Ruth Cherrington Interview Summary
Warwick and Community - main thrust of interview
- Little communication with immediate community regarding the development of the university.
- Ruth a child in Canley when Warwick was being built, remebers the uni being a representation of their 'playground destruction', built over orchards and fields which were play sites for the local children.
- Warwick seen as a self contained and separate entity to the outside world, no bus links initially, locals tended to take bus into Coventry and use social facilities at Lanchester Polytechnic (now Coventry University). Ruth commented on the kudos of having a 'student boyfriend', but it was the Lanchester, not the Warwick students that were sought after.
- Some community links with teacher training college (now Westwood teaching centre) that existed prior to the university's construction, use of their swimming pool and teachers taught at nearby schools. Ironic that this is one of the only community links that Warwick maintains today, yet this tradition did not originate within the uni itself!

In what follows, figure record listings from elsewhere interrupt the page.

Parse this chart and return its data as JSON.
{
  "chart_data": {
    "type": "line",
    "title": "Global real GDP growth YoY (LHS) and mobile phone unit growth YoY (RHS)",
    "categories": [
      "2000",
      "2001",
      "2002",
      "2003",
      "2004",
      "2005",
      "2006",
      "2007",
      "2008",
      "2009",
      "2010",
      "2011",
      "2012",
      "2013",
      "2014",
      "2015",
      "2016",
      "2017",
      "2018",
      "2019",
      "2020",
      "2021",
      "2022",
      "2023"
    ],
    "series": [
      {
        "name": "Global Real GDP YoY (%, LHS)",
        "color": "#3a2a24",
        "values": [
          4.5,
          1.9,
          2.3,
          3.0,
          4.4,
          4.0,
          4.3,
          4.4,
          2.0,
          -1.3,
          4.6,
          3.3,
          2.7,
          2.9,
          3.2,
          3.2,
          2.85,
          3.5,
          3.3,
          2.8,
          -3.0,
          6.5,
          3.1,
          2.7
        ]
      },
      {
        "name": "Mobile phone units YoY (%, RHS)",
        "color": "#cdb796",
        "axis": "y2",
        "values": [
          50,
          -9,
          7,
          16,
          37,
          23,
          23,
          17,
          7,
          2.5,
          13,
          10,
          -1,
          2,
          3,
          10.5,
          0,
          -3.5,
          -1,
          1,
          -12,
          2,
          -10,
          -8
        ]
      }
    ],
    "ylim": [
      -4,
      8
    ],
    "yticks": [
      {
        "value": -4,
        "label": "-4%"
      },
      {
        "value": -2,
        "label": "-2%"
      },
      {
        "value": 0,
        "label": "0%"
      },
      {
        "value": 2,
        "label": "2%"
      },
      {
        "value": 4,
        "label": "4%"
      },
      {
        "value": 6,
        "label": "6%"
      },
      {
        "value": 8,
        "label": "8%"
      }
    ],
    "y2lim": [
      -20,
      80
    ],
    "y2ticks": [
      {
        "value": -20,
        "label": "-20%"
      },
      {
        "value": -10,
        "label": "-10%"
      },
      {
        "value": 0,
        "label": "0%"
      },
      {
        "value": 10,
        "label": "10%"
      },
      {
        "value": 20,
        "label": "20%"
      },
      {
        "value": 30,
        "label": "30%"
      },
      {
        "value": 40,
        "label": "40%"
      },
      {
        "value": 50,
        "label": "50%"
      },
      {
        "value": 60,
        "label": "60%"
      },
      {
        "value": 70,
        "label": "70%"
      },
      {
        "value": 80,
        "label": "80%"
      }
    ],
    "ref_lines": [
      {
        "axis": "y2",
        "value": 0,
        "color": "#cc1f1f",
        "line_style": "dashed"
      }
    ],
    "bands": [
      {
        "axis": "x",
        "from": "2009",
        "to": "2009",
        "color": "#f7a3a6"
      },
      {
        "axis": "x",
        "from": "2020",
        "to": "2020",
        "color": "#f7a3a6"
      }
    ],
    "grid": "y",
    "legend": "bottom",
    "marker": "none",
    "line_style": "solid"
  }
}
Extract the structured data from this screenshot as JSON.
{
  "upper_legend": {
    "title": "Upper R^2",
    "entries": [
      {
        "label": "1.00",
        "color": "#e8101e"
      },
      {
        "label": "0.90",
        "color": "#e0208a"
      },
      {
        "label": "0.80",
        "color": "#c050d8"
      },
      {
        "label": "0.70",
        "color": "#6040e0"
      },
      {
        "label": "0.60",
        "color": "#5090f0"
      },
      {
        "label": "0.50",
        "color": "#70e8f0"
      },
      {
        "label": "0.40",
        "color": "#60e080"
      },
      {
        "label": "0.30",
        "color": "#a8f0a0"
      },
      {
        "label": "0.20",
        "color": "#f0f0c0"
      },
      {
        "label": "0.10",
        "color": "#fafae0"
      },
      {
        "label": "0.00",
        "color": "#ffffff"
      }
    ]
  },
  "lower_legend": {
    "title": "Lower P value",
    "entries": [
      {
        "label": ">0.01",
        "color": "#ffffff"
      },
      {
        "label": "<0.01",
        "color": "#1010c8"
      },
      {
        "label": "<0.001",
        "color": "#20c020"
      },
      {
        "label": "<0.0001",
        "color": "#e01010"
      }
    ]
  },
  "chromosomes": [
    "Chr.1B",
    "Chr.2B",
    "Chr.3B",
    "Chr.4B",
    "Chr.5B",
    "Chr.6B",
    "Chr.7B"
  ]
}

- Uni physically closed off from community in recent years, i.e the blocking of paths from Canley estate to central campus, seemed symbolic for Ruth, reason why many children in the area see uni as something beyond them or not for them, despite living so close to one.
- Despite this, Ruth saw Warwick as ASPIRATIONAL; iconic white buildings and striking architecture shown to her by her brother in teen years became a symbol for what she could achieve through higher education, even though she did not attend Warwick as a student. Should the uni be trying to encourage this now?
- Mentions Butterworth's visits to working men's clubs when uni was first opened to establish community links and support (this was from Ruth's own research - recommended we get in touch with Coventry telegraph to look into community relations with Warwick).
Warwick and Teaching Space
- Ruth a lecturer here in the past, showed photos of first lecture, Gibbet Hill classrooms and science lecture theatre.
- Criticised small, airless, windowless, power centred (teacher as oracle at the front of the room) classrooms characteristic of most of Warwick's teaching spaces.
- Commented on her own attempts to 'break the mould' in teaching, set up local projects with nearby Westwood school (although with no formal backing of the uni), and insisted on changing around seminar rooms to create a more open, social space for learning focused on the needs of the students, not the dictates of the lecturer.
- Excellent quote to sum this up; 'open them (classrooms) up and set the students free.' Praised the new spaces at Warwick such as the Reinvention Centre and the learning grid.